The “trial” was a mockery. In addition to declaring Anthony incompetent to testify, Justice Hunt, the presiding judge, waited until opposing attorneys finished their arguments and then pulled out a statement, evidently written ahead of the trial. In it he declared that he was already certain that Anthony was not able to vote under the Fourteenth Amendment and rejected the idea that she had unknowingly cast an “illegal” ballot. He instructed the jury to find Anthony guilty of the crime of voting. Despite the protests of her lawyers over the lack of professionalism, a guilty verdict was rendered without polling the jurors. Instead, the judge simply dismissed the jurors before they were polled. The following day, Anthony’s lawyers called for a new trial because her Constitutional right to a trial by jury had been violated. The judge denied the motion.
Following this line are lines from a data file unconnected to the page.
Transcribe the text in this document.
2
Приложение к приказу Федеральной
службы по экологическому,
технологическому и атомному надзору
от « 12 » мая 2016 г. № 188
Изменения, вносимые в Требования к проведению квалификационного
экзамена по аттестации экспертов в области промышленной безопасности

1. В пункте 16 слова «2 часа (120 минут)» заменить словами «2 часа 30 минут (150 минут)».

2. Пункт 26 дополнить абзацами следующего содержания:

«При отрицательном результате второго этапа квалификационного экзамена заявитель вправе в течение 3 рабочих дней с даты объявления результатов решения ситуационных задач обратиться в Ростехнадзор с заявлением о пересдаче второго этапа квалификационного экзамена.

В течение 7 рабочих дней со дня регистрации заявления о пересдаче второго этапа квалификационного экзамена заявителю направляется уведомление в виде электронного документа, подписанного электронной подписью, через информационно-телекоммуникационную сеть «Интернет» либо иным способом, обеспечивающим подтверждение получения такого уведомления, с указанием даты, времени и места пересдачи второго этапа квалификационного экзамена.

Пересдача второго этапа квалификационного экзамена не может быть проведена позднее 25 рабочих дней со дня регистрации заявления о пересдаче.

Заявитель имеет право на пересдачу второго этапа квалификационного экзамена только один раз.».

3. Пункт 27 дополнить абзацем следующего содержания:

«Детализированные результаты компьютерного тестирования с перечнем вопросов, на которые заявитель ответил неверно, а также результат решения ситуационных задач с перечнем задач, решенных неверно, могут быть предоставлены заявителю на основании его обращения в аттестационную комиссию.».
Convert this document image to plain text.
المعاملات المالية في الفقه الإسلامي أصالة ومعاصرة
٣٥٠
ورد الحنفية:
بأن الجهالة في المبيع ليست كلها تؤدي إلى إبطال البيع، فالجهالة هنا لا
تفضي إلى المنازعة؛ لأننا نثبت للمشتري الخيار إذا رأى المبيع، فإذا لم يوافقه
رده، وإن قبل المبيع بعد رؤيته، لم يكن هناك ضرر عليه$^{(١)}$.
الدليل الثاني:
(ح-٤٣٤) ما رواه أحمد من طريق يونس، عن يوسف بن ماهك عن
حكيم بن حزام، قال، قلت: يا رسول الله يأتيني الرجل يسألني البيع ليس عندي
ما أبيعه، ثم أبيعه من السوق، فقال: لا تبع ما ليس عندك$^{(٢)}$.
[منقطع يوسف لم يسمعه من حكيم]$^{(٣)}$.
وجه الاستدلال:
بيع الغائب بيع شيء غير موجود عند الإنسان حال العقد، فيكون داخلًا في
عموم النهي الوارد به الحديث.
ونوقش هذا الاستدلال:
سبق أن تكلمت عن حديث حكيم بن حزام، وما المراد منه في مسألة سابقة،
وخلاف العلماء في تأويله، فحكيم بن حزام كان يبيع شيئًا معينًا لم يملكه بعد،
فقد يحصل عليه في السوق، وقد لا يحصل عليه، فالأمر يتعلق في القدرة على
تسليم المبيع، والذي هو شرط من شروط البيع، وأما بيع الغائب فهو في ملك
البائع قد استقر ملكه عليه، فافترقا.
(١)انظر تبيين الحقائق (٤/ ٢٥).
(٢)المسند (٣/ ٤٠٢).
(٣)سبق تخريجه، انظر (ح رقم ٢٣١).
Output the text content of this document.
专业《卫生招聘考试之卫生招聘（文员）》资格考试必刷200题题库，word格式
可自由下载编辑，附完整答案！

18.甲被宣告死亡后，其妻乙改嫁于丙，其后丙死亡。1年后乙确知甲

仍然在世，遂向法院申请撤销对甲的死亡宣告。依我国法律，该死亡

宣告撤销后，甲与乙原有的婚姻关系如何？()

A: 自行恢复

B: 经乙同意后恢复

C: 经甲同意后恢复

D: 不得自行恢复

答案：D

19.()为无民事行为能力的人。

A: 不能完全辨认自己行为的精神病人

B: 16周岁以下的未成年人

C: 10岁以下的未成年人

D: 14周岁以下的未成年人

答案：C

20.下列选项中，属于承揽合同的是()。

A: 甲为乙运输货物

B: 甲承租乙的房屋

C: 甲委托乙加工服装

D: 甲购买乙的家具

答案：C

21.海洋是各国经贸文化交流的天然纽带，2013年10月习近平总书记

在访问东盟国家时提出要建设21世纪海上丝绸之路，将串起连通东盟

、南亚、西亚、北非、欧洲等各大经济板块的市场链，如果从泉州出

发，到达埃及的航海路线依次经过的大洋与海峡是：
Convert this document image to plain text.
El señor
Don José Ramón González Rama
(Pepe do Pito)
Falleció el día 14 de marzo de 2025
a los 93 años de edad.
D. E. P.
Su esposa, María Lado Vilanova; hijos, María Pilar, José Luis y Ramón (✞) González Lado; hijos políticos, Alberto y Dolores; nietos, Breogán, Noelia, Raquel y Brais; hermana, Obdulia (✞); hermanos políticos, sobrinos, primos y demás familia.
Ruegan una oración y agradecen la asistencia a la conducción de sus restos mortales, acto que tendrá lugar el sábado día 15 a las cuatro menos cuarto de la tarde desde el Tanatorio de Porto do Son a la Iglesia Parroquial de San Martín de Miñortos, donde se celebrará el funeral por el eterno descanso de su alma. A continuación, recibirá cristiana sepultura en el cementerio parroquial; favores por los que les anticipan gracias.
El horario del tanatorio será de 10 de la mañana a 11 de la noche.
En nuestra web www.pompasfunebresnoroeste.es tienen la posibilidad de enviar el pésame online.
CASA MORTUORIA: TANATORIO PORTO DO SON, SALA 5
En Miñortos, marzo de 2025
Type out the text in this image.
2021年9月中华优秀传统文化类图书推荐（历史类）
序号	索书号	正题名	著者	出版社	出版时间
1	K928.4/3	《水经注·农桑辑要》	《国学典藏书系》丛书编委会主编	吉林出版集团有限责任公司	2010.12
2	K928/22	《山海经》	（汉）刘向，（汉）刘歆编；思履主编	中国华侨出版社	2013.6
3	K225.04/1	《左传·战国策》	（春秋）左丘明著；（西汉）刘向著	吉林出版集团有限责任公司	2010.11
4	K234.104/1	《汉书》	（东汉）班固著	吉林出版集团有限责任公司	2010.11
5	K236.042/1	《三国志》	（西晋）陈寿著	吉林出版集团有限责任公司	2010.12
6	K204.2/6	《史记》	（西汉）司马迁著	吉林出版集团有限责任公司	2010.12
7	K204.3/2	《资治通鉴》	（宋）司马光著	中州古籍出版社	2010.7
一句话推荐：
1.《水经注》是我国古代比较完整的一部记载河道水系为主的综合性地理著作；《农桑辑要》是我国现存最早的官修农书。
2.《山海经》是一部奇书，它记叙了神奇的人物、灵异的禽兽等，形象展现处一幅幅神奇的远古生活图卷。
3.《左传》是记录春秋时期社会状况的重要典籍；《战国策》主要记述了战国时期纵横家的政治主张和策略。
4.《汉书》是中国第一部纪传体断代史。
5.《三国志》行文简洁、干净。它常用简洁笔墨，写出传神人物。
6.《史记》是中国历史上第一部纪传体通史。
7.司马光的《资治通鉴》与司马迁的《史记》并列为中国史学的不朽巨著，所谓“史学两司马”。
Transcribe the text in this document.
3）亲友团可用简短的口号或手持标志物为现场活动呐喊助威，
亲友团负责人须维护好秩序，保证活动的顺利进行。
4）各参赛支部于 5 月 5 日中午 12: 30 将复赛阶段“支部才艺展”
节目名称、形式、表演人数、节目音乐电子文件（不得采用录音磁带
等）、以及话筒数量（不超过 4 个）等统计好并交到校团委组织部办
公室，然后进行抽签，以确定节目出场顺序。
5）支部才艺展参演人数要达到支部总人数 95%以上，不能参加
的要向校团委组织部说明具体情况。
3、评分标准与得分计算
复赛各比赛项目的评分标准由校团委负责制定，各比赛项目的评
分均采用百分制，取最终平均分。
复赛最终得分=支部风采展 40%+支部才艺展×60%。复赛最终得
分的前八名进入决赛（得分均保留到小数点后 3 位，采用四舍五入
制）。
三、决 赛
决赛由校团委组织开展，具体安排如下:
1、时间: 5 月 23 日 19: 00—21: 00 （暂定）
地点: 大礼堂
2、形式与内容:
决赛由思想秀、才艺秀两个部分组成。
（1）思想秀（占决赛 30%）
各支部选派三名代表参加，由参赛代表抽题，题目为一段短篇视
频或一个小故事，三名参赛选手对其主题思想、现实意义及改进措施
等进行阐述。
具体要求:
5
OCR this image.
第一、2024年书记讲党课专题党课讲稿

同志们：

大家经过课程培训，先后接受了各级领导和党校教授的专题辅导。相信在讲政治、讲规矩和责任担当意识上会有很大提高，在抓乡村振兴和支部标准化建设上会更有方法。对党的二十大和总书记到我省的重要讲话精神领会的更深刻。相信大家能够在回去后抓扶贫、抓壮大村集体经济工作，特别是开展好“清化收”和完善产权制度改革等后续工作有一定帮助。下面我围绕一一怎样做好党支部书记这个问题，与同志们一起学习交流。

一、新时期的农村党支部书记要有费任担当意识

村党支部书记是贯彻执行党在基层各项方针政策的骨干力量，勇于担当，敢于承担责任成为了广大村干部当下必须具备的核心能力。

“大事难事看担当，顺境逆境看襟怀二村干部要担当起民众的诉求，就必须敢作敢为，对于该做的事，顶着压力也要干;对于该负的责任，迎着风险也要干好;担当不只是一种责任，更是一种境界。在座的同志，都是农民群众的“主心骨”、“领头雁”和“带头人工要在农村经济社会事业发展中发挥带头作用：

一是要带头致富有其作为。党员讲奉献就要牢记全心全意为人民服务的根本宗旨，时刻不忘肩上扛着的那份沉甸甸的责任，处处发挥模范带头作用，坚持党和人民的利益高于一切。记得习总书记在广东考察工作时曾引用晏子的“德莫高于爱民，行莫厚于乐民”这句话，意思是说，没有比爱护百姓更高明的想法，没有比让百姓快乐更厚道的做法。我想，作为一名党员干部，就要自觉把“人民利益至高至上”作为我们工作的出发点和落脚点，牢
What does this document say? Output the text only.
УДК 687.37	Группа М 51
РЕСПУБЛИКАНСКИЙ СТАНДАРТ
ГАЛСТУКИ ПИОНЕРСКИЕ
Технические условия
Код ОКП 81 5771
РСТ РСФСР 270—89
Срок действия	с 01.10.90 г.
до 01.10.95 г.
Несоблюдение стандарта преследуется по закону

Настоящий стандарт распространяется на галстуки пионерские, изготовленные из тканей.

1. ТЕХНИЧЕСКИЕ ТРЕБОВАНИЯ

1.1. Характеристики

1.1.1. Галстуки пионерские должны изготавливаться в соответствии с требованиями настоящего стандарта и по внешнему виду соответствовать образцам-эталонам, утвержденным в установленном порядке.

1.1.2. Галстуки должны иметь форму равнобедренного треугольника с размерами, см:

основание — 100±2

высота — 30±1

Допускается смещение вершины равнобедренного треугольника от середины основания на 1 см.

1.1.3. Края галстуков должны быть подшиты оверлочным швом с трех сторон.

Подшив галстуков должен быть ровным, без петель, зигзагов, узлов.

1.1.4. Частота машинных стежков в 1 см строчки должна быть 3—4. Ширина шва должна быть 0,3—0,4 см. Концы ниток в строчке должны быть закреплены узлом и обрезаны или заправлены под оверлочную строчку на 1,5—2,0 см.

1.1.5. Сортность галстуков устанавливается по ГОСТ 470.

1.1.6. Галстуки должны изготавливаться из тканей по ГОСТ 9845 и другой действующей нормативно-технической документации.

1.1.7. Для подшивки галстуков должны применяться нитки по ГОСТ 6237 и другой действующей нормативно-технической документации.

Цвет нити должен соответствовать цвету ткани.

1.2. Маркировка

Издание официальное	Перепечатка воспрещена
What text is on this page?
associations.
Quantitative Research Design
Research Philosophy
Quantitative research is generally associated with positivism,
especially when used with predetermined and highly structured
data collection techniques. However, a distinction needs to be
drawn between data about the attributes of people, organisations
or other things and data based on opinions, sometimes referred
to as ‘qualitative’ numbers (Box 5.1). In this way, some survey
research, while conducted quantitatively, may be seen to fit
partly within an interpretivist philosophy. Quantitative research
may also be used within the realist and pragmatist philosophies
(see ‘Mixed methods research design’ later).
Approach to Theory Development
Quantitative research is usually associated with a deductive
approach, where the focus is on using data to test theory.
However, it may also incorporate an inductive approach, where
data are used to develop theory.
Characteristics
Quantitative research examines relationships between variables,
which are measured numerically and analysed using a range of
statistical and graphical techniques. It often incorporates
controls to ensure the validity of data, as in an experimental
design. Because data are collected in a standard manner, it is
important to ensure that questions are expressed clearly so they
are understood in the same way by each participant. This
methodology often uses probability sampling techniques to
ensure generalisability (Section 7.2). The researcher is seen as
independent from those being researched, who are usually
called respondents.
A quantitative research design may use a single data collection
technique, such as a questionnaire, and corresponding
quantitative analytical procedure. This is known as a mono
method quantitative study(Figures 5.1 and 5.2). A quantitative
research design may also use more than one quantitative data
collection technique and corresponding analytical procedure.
Judge Hunt then ordered Anthony to stand and asked if she had anything to say before sentence was pronounced. “Yes, your honor,” replied Anthony, “I have many things to say; for in your rendered verdict of guilty you have trampled under foot every vital principle of our government. My natural rights, my civil rights, my political rights, my judicial rights, are all alike ignored.” She had, she said, been diminished from a citizen to a subject. The judge finally interrupted her and said that she could not be allowed to continue. She continued anyway. Finally, Anthony sat down and the judge pronounced her sentence. She was to pay a $100 fine and the costs of the prosecution. Anthony pledged that she would never pay the fine, “and I shall earnestly and persistently continue to urge all women to the practical recognition of the old revolutionary maxim, that “’Resistance to tyranny is obedience to God.’”
Susan B. Anthony never paid the fine. Her case ended there, because her seemingly well-meaning attorney paid her bail, but another case went all the way to the Supreme Court. Virginia Minor of St. Louis had also attempted to register to vote in the 1872 election. When denied by the election registrar, Reese Happersett, Minor filed suit against Happersett in the Missouri state courts. Before the Supreme Court, Minor’s lawyers argued that the Fourteenth Amendment granted women the right to vote. In 1875, in Minor v. Happersett, the Supreme Court—now including Hunt—unanimously ruled that women were certainly citizens but that citizenship did not necessarily convey the right to vote. Therefore, the federal government did not have the right to decide who could or could not vote; only the states could make that determination.
Minor v. Happersett meant that the only way women could get the vote was either by changing state laws or by amending the federal constitution. For the next forty-five years, those were the courses that women pursued. For all of the drama of the story about Anthony’s failed, supposedly violent effort to win the vote, it actually took a long, hard, legal struggle for America to achieve woman suffrage.